Find the values of a and b that make f continuous everywhere. (Enter your answers as fractions.)

Homework Equations

The Attempt at a Solution

lim x->2 (x²-4)/(x-2) = 0

lim x->2 4a - 2b +5
lim x->3 9a - 3b +5

lim x->3 12 - a + b


4a - 2b + 5 = 0
4a - 2b = -5

9a - 3b +5 = 12 - a + b
10a - 4b = 7


4a - 2b = -5
a = 2.5b/4

10(2.5b/4) - 4b = 7
6.25b - 4b = 7
2.25b = 7
b = 28/9


I'm obviously missing something because I've been screwing around with this problem for well over an hour already and I haven't been able to solve it. I need to get this done by tomorrow morning so any help is appreciated.

 

[Dick]

You've got the right method, but there's a problem with the first step. lim x->2 (x^2-4)/(x-2) isn't zero.

 

[badatmaths]

You've got the right method, but there's a problem with the first step. lim x->2 (x^2-4)/(x-2) isn't zero.

I'm really not sure what to do if x->2 for the first equation is undefined...

 

[Dick]

I'm really not sure what to do if x->2 for the first equation is undefined...

Try and factor the numerator and cancel the factor which is going to zero.

 

[badatmaths]

Try and factor the numerator and cancel the factor which is going to zero.

(x+2)(x-2)/(x-2)
(x+2)
x->2 = 4

That would mean that...

4a - 2b + 5 = 4
4a - 2b = -1
4a = 1/2b
a = 1/8b

But plugging that into 10a - 4b = 7 gives me...

10(1/8b) - 4b = 7
(5/4)b - 4b = 7
(-11/4)b = 7
b = -28/11

...Okay, that isn't right...I did this problem 3 different times and came up with a new answer each time.

 

[Dick]

(x+2)(x-2)/(x-2)
(x+2)
x->2 = 4

That would mean that...

4a - 2b + 5 = 4
4a - 2b = -1
4a = 1/2b
a = 1/8b

But plugging that into 10a - 4b = 7 gives me...

10(1/8b) - 4b = 7
(5/4)b - 4b = 7
(-11/4)b = 7
b = -28/11

...Okay, that isn't right...I did this problem 3 different times and came up with a new answer each time.

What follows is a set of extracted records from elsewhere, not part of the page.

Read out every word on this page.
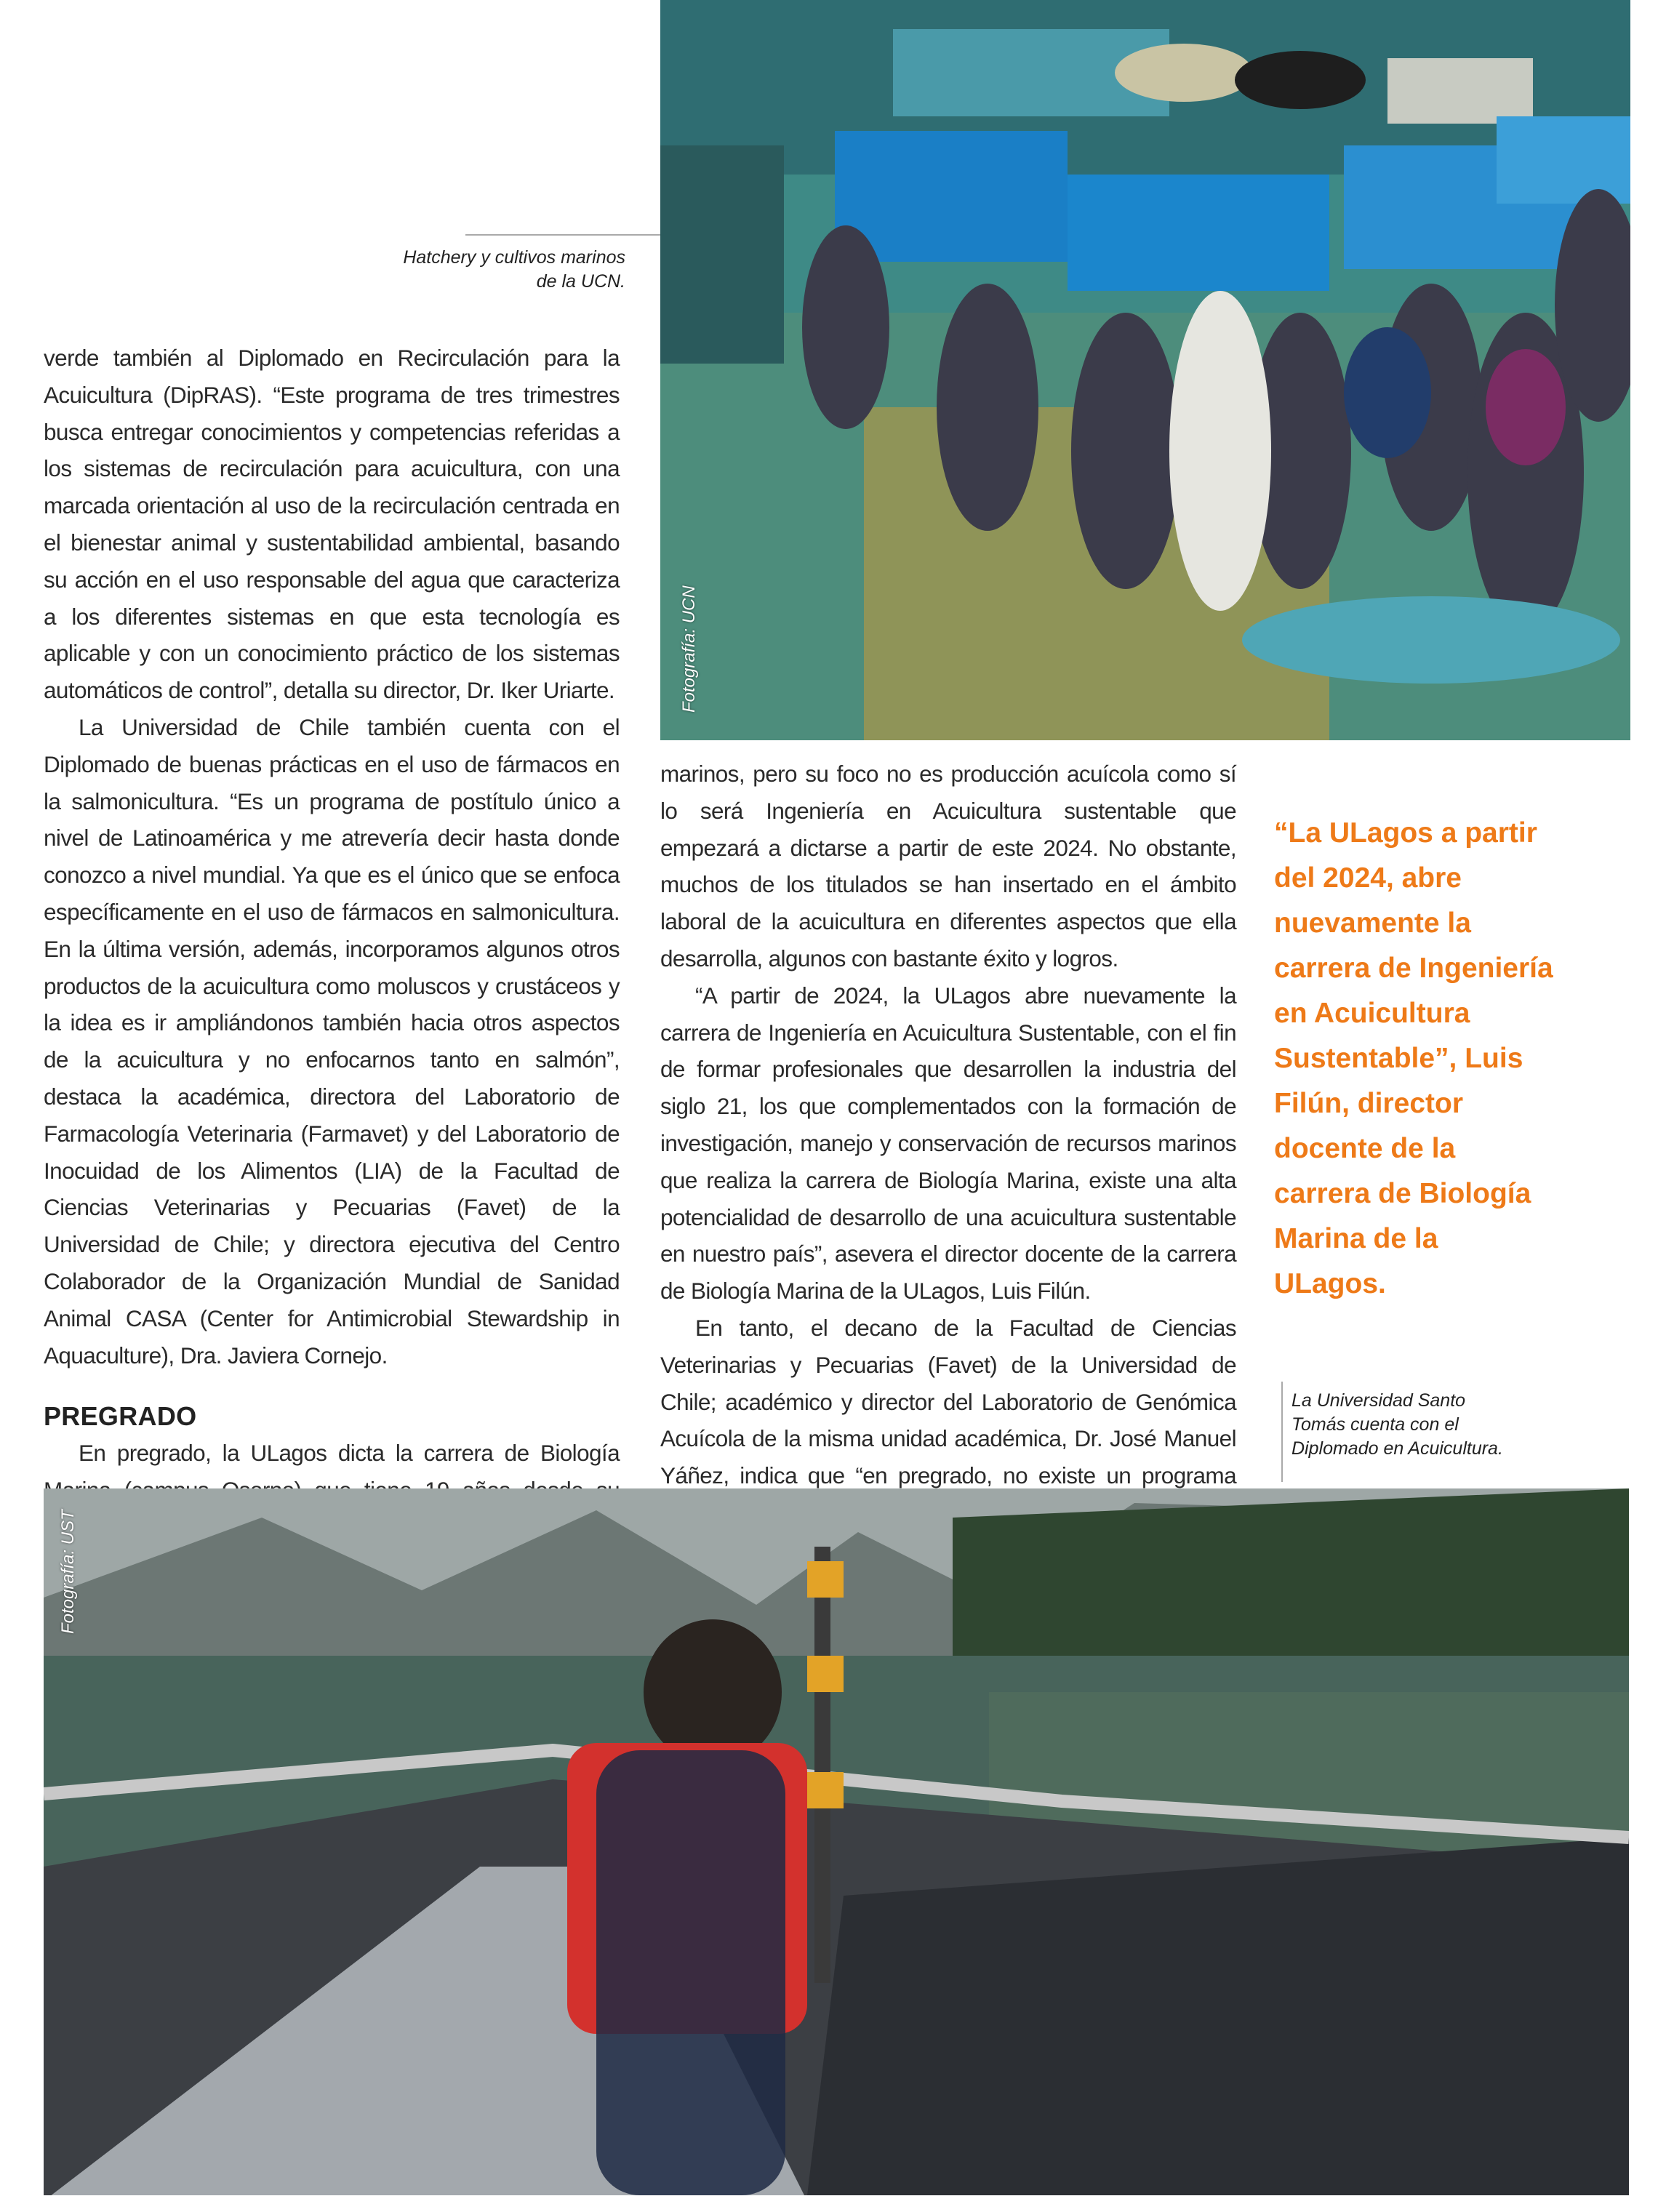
Fotografía: UCN
Hatchery y cultivos marinos de la UCN.

verde también al Diplomado en Recirculación para la Acuicultura (DipRAS). “Este programa de tres trimestres busca entregar conocimientos y competencias referidas a los sistemas de recirculación para acuicultura, con una marcada orientación al uso de la recirculación centrada en el bienestar animal y sustentabilidad ambiental, basando su acción en el uso responsable del agua que caracteriza a los diferentes sistemas en que esta tecnología es aplicable y con un conocimiento práctico de los sistemas automáticos de control”, detalla su director, Dr. Iker Uriarte.

La Universidad de Chile también cuenta con el Diplomado de buenas prácticas en el uso de fármacos en la salmonicultura. “Es un programa de postítulo único a nivel de Latinoamérica y me atrevería decir hasta donde conozco a nivel mundial. Ya que es el único que se enfoca específicamente en el uso de fármacos en salmonicultura. En la última versión, además, incorporamos algunos otros productos de la acuicultura como moluscos y crustáceos y la idea es ir ampliándonos también hacia otros aspectos de la acuicultura y no enfocarnos tanto en salmón”, destaca la académica, directora del Laboratorio de Farmacología Veterinaria (Farmavet) y del Laboratorio de Inocuidad de los Alimentos (LIA) de la Facultad de Ciencias Veterinarias y Pecuarias (Favet) de la Universidad de Chile; y directora ejecutiva del Centro Colaborador de la Organización Mundial de Sanidad Animal CASA (Center for Antimicrobial Stewardship in Aquaculture), Dra. Javiera Cornejo.

PREGRADO

En pregrado, la ULagos dicta la carrera de Biología

marinos, pero su foco no es producción acuícola como sí lo será Ingeniería en Acuicultura sustentable que empezará a dictarse a partir de este 2024. No obstante, muchos de los titulados se han insertado en el ámbito laboral de la acuicultura en diferentes aspectos que ella desarrolla, algunos con bastante éxito y logros.

“A partir de 2024, la ULagos abre nuevamente la carrera de Ingeniería en Acuicultura Sustentable, con el fin de formar profesionales que desarrollen la industria del siglo 21, los que complementados con la formación de investigación, manejo y conservación de recursos marinos que realiza la carrera de Biología Marina, existe una alta potencialidad de desarrollo de una acuicultura sustentable en nuestro país”, asevera el director docente de la carrera de Biología Marina de la ULagos, Luis Filún.

En tanto, el decano de la Facultad de Ciencias Veterinarias y Pecuarias (Favet) de la Universidad de Chile; académico y director del Laboratorio de Genómica Acuícola de la misma unidad académica, Dr. José Manuel Yáñez, indica que “en pregrado, no existe un programa

“La ULagos a partir del 2024, abre nuevamente la carrera de Ingeniería en Acuicultura Sustentable”, Luis Filún, director docente de la carrera de Biología Marina de la ULagos.
La Universidad Santo Tomás cuenta con el Diplomado en Acuicultura.
Fotografía: UST
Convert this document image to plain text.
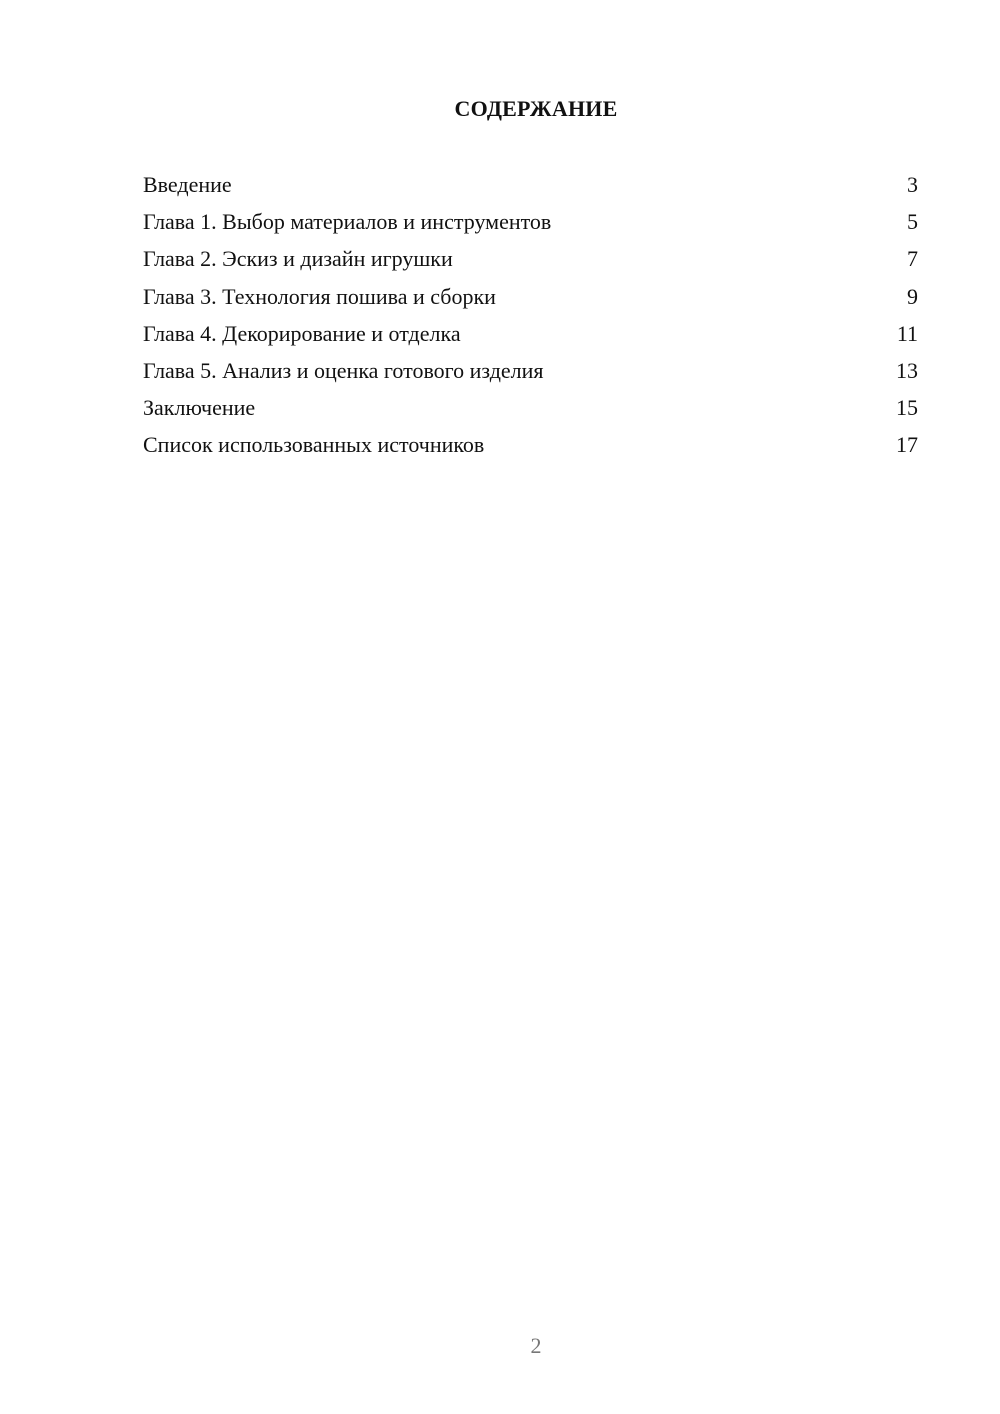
СОДЕРЖАНИЕ
Введение	3
Глава 1. Выбор материалов и инструментов	5
Глава 2. Эскиз и дизайн игрушки	7
Глава 3. Технология пошива и сборки	9
Глава 4. Декорирование и отделка	11
Глава 5. Анализ и оценка готового изделия	13
Заключение	15
Список использованных источников	17
2
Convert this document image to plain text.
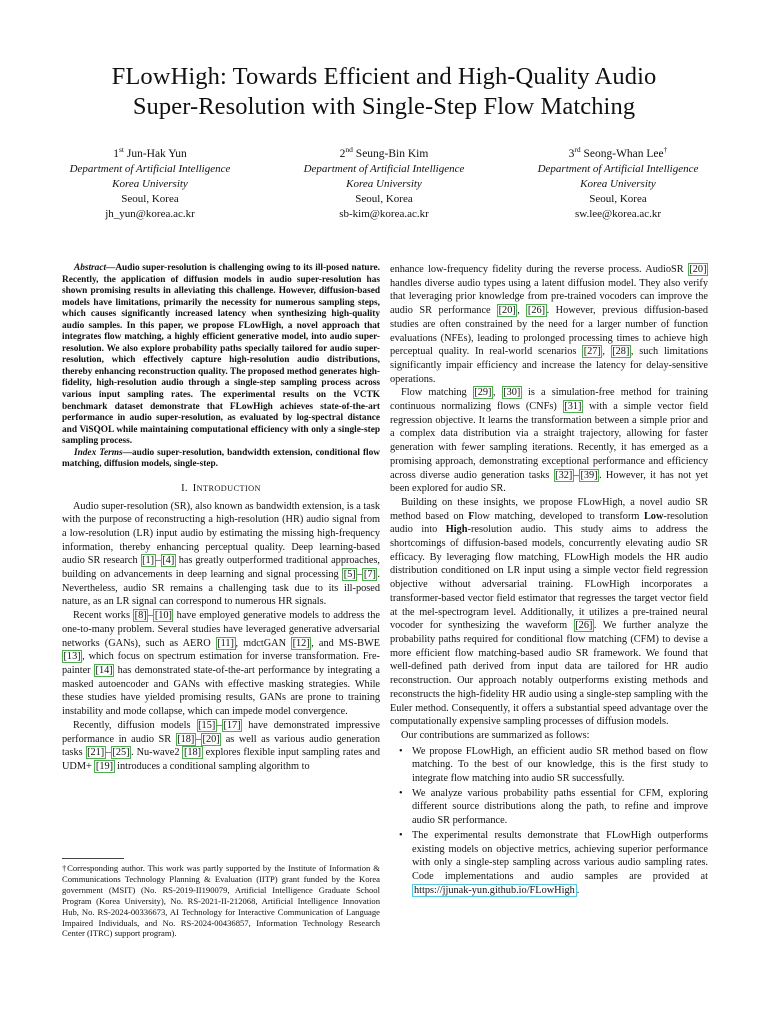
FLowHigh: Towards Efficient and High-Quality Audio
Super-Resolution with Single-Step Flow Matching
1st Jun-Hak Yun
Department of Artificial Intelligence
Korea University
Seoul, Korea
jh_yun@korea.ac.kr
2nd Seung-Bin Kim
Department of Artificial Intelligence
Korea University
Seoul, Korea
sb-kim@korea.ac.kr
3rd Seong-Whan Lee†
Department of Artificial Intelligence
Korea University
Seoul, Korea
sw.lee@korea.ac.kr

Abstract—Audio super-resolution is challenging owing to its ill-posed nature. Recently, the application of diffusion models in audio super-resolution has shown promising results in alleviating this challenge. However, diffusion-based models have limitations, primarily the necessity for numerous sampling steps, which causes significantly increased latency when synthesizing high-quality audio samples. In this paper, we propose FLowHigh, a novel approach that integrates flow matching, a highly efficient generative model, into audio super-resolution. We also explore probability paths specially tailored for audio super-resolution, which effectively capture high-resolution audio distributions, thereby enhancing reconstruction quality. The proposed method generates high-fidelity, high-resolution audio through a single-step sampling process across various input sampling rates. The experimental results on the VCTK benchmark dataset demonstrate that FLowHigh achieves state-of-the-art performance in audio super-resolution, as evaluated by log-spectral distance and ViSQOL while maintaining computational efficiency with only a single-step sampling process.

Index Terms—audio super-resolution, bandwidth extension, conditional flow matching, diffusion models, single-step.

I. INTRODUCTION

Audio super-resolution (SR), also known as bandwidth extension, is a task with the purpose of reconstructing a high-resolution (HR) audio signal from a low-resolution (LR) input audio by estimating the missing high-frequency information, thereby enhancing perceptual quality. Deep learning-based audio SR research [1] – [4] has greatly outperformed traditional approaches, building on advancements in deep learning and signal processing [5] – [7] . Nevertheless, audio SR remains a challenging task due to its ill-posed nature, as an LR signal can correspond to numerous HR signals.

Recent works [8] – [10] have employed generative models to address the one-to-many problem. Several studies have leveraged generative adversarial networks (GANs), such as AERO [11] , mdctGAN [12] , and MS-BWE [13] , which focus on spectrum estimation for inverse transformation. Fre-painter [14] has demonstrated state-of-the-art performance by integrating a masked autoencoder and GANs with effective masking strategies. While these studies have yielded promising results, GANs are prone to training instability and mode collapse, which can impede model convergence.

Recently, diffusion models [15] – [17] have demonstrated impressive performance in audio SR [18] – [20] as well as various audio generation tasks [21] – [25] . Nu-wave2 [18] explores flexible input sampling rates and UDM+ [19] introduces a conditional sampling algorithm to

†Corresponding author. This work was partly supported by the Institute of Information & Communications Technology Planning & Evaluation (IITP) grant funded by the Korea government (MSIT) (No. RS-2019-II190079, Artificial Intelligence Graduate School Program (Korea University), No. RS-2021-II-212068, Artificial Intelligence Innovation Hub, No. RS-2024-00336673, AI Technology for Interactive Communication of Language Impaired Individuals, and No. RS-2024-00436857, Information Technology Research Center (ITRC) support program).

enhance low-frequency fidelity during the reverse process. AudioSR [20] handles diverse audio types using a latent diffusion model. They also verify that leveraging prior knowledge from pre-trained vocoders can improve the audio SR performance [20] , [26] . However, previous diffusion-based studies are often constrained by the need for a larger number of function evaluations (NFEs), leading to prolonged processing times to achieve high perceptual quality. In real-world scenarios [27] , [28] , such limitations significantly impair efficiency and increase the latency for delay-sensitive operations.

Flow matching [29] , [30] is a simulation-free method for training continuous normalizing flows (CNFs) [31] with a simple vector field regression objective. It learns the transformation between a simple prior and a complex data distribution via a straight trajectory, allowing for faster generation with fewer sampling iterations. Recently, it has emerged as a promising approach, demonstrating exceptional performance and efficiency across diverse audio generation tasks [32] – [39] . However, it has not yet been explored for audio SR.

Building on these insights, we propose FLowHigh, a novel audio SR method based on Flow matching, developed to transform Low-resolution audio into High-resolution audio. This study aims to address the shortcomings of diffusion-based models, concurrently elevating audio SR efficacy. By leveraging flow matching, FLowHigh models the HR audio distribution conditioned on LR input using a simple vector field regression objective without adversarial training. FLowHigh incorporates a transformer-based vector field estimator that regresses the target vector field at the mel-spectrogram level. Additionally, it utilizes a pre-trained neural vocoder for synthesizing the waveform [26] . We further analyze the probability paths required for conditional flow matching (CFM) to devise a more efficient flow matching-based audio SR framework. We found that well-defined path derived from input data are tailored for HR audio reconstruction. Our approach notably outperforms existing methods and reconstructs the high-fidelity HR audio using a single-step sampling with the Euler method. Consequently, it offers a substantial speed advantage over the computationally expensive sampling processes of diffusion models.

Our contributions are summarized as follows:

• We propose FLowHigh, an efficient audio SR method based on flow matching. To the best of our knowledge, this is the first study to integrate flow matching into audio SR successfully.
• We analyze various probability paths essential for CFM, exploring different source distributions along the path, to refine and improve audio SR performance.
• The experimental results demonstrate that FLowHigh outperforms existing models on objective metrics, achieving superior performance with only a single-step sampling across various audio sampling rates. Code implementations and audio samples are provided at https://jjunak-yun.github.io/FLowHigh .
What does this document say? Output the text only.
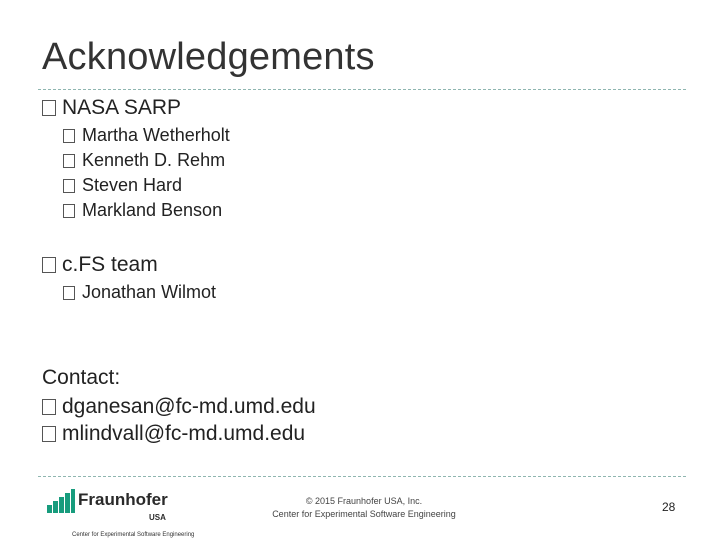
Acknowledgements
NASA SARP
Martha Wetherholt
Kenneth D. Rehm
Steven Hard
Markland Benson
c.FS team
Jonathan Wilmot
Contact:
dganesan@fc-md.umd.edu
mlindvall@fc-md.umd.edu
Fraunhofer
USA
Center for Experimental Software Engineering
© 2015 Fraunhofer USA, Inc.
Center for Experimental Software Engineering	28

You are goofing up your algebra. 4a-2b=(-1) doesn't lead to 4a=(1/2)b. What are you doing?

 

[badatmaths]

You are goofing up your algebra. 4a-2b=(-1) doesn't lead to 4a=(1/2)b. What are you doing?

I'm going to blame it on the embarrassingly long amount of time I've been looking at this problem. I just solved, finally. Thanks a lot! I really appreciate it!

 

[Dick]

I'm going to blame it on the embarrassingly long amount of time I've been looking at this problem. I just solved, finally. Thanks a lot! I really appreciate it!

Staring at a problem for too long does make this stuff happen. Glad you got it.